拍品專文
This unusual vessel represents a very rare type of li that takes inspiration in both form and decoration from contemporaneous ceramic li vessels, which were widely used in Shaanxi and Henan provinces. In her entry for the current vessel in Western Zhou Ritual Bronzes from the Arthur M. Sackler Collections, vol. IIB, Washington, D.C., 1990, pp.320-23, no. 27, J. Rawson illustrates, p. 322, fig. 27.3, a middle Western Zhou ceramic li in the British Museum, London, of similar shape and decoration from Shaanxi Chang’an Puducun. Rawson also illustrates several related bronze li inspired by ceramic prototypes, including one, fig. 27.2 (left), which like the ceramic li is also from Shaanxi Chang’an Puducun. Like the current li, the Shaanxi bronze li has a flat, angled mouth rim, narrow, comb-like ridge decoration and raised studs on the lobes, but lacks the elongated U-shaped handles seen on the current example, as do all the other bronze li Rawson illustrates.

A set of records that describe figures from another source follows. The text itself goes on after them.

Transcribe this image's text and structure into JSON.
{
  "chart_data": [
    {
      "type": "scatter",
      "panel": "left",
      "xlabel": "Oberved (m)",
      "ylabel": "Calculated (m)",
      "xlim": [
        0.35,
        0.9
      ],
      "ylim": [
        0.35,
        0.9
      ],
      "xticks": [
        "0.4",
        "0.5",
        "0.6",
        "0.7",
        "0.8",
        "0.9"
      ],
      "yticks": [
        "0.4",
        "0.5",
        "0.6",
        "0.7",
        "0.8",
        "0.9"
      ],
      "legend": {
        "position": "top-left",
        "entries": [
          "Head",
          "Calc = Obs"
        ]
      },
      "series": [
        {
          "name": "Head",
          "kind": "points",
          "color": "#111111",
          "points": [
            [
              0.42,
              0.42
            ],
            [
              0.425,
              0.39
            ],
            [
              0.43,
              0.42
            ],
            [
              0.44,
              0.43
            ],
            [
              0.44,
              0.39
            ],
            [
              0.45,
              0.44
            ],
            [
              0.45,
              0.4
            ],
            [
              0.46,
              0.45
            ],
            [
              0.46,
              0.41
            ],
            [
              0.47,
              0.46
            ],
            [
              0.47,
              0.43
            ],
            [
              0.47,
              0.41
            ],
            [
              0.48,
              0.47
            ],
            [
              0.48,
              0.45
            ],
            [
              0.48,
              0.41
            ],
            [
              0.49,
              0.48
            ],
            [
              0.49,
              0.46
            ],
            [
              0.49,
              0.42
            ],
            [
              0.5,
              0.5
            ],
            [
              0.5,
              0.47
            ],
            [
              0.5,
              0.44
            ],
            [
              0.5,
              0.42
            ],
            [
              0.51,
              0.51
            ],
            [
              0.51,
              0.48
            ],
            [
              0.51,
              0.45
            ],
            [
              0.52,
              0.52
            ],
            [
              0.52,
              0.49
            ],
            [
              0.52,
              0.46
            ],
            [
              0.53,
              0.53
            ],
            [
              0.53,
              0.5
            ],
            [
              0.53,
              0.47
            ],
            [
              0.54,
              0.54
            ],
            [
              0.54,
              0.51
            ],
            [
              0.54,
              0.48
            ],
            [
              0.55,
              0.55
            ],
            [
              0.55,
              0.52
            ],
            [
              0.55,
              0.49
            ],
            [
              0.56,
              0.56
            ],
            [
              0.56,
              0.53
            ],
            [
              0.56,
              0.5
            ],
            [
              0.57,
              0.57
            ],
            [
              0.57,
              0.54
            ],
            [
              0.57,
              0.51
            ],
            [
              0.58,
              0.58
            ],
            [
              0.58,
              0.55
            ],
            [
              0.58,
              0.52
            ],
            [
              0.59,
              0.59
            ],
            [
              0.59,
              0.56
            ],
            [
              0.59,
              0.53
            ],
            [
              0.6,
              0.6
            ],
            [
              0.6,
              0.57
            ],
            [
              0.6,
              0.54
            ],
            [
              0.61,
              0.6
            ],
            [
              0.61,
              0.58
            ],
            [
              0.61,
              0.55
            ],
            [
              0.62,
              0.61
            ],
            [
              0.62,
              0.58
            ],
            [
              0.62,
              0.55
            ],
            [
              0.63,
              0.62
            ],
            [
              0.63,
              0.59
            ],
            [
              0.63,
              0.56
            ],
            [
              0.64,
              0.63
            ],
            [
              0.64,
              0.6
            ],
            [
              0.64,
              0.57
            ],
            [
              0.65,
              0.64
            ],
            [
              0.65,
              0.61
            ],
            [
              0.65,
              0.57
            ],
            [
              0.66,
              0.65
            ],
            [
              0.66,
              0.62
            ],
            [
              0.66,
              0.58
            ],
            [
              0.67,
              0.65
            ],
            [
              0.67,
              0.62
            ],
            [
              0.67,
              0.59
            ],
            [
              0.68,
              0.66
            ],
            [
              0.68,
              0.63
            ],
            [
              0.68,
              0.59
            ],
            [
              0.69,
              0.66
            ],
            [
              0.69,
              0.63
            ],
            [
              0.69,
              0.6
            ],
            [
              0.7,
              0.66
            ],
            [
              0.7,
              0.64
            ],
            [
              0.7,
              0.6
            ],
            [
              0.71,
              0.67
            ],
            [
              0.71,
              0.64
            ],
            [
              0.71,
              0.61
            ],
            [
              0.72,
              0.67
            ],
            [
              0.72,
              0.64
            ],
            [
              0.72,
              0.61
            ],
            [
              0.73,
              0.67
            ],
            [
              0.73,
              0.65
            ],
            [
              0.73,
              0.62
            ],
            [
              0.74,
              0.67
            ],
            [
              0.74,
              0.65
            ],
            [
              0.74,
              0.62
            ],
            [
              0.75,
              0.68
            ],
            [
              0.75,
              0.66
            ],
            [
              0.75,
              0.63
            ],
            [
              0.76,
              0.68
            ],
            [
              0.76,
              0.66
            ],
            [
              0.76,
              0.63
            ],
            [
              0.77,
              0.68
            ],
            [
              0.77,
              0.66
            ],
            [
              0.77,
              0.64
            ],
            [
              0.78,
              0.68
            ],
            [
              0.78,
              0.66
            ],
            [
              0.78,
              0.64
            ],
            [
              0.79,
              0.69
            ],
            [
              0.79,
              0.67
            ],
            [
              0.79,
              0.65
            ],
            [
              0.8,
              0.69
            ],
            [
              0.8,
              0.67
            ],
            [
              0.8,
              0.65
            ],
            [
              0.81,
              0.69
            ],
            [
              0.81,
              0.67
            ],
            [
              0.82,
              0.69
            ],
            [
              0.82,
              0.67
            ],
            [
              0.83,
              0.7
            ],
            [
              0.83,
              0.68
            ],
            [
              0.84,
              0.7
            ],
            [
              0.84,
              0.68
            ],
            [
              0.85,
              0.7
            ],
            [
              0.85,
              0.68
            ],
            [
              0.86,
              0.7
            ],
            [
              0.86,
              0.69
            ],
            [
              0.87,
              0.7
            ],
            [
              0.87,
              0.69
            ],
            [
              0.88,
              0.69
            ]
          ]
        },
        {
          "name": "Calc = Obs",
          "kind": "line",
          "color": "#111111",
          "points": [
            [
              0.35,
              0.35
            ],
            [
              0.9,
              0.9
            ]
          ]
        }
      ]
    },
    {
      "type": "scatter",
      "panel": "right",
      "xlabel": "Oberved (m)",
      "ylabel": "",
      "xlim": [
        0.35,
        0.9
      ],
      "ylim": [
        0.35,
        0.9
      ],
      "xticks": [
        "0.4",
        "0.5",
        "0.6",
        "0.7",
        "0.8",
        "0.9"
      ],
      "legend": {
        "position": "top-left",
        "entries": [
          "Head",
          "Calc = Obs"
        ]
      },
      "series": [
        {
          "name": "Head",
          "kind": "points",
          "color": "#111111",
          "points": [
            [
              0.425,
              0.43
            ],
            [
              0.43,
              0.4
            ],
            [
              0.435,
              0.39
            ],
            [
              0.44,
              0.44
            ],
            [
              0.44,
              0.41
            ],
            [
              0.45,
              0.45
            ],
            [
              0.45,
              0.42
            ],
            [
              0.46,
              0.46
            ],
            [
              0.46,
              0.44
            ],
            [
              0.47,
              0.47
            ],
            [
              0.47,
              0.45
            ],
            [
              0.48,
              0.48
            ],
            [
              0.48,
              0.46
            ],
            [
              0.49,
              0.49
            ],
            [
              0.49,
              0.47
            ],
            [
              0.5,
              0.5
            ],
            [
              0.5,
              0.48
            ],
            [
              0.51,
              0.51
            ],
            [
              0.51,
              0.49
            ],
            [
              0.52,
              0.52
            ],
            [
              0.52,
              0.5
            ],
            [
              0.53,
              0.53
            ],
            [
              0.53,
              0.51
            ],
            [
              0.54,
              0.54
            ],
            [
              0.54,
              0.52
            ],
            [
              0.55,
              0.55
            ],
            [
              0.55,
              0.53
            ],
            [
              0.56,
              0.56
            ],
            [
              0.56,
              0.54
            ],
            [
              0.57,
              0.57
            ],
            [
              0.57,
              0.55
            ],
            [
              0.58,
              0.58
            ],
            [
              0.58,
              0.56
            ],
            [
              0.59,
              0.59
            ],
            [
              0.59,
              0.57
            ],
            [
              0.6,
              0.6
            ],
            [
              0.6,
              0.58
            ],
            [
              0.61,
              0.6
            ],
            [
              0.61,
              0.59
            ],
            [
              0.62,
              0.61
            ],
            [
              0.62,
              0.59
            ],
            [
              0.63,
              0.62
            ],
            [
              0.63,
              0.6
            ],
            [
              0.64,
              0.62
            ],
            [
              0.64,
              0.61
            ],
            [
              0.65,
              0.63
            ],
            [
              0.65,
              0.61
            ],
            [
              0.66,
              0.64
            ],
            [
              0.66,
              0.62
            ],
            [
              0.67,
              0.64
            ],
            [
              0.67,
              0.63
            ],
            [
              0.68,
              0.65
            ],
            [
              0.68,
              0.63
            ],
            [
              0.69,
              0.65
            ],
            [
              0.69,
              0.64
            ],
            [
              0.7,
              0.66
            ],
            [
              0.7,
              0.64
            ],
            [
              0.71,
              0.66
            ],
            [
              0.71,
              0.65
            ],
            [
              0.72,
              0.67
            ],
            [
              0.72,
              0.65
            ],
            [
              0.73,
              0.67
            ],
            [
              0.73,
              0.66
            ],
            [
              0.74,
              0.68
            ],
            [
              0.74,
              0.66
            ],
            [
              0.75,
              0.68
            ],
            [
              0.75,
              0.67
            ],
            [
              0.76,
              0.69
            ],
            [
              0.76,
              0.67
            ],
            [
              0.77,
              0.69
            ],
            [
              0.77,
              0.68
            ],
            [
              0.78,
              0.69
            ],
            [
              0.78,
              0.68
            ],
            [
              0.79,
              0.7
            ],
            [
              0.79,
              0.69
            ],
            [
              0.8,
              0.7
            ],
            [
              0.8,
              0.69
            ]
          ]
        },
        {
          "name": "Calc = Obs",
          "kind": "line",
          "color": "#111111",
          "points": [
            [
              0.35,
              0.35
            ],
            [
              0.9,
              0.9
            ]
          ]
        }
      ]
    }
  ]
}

This vessel was formerly in the renowned collection of Mrs. Christian R. Holmes (1871-1941), one of the foremost collectors of Chinese art in the twentieth century. Mrs. Holmes, née Bettie Fleischmann, was the daughter of Charles Fleischmann, of Fleischmann's Yeast, Gin, and Margarine. In 1896 she married Dr. Christian Rasmus Holmes, a Danish immigrant to the U.S. in 1872, who graduated from Miami Medical College in Cincinnati, Ohio, and later founded the Cincinnati General Hospital in 1903. Much of Mrs. Holmes' collection of Chinese bronzes eventually entered the collection of Avery Brundage, which today represents a third of the bronze holdings of the Asian Art Museum of San Francisco. Mrs. Holmes' collection is now represented in major museum collections worldwide.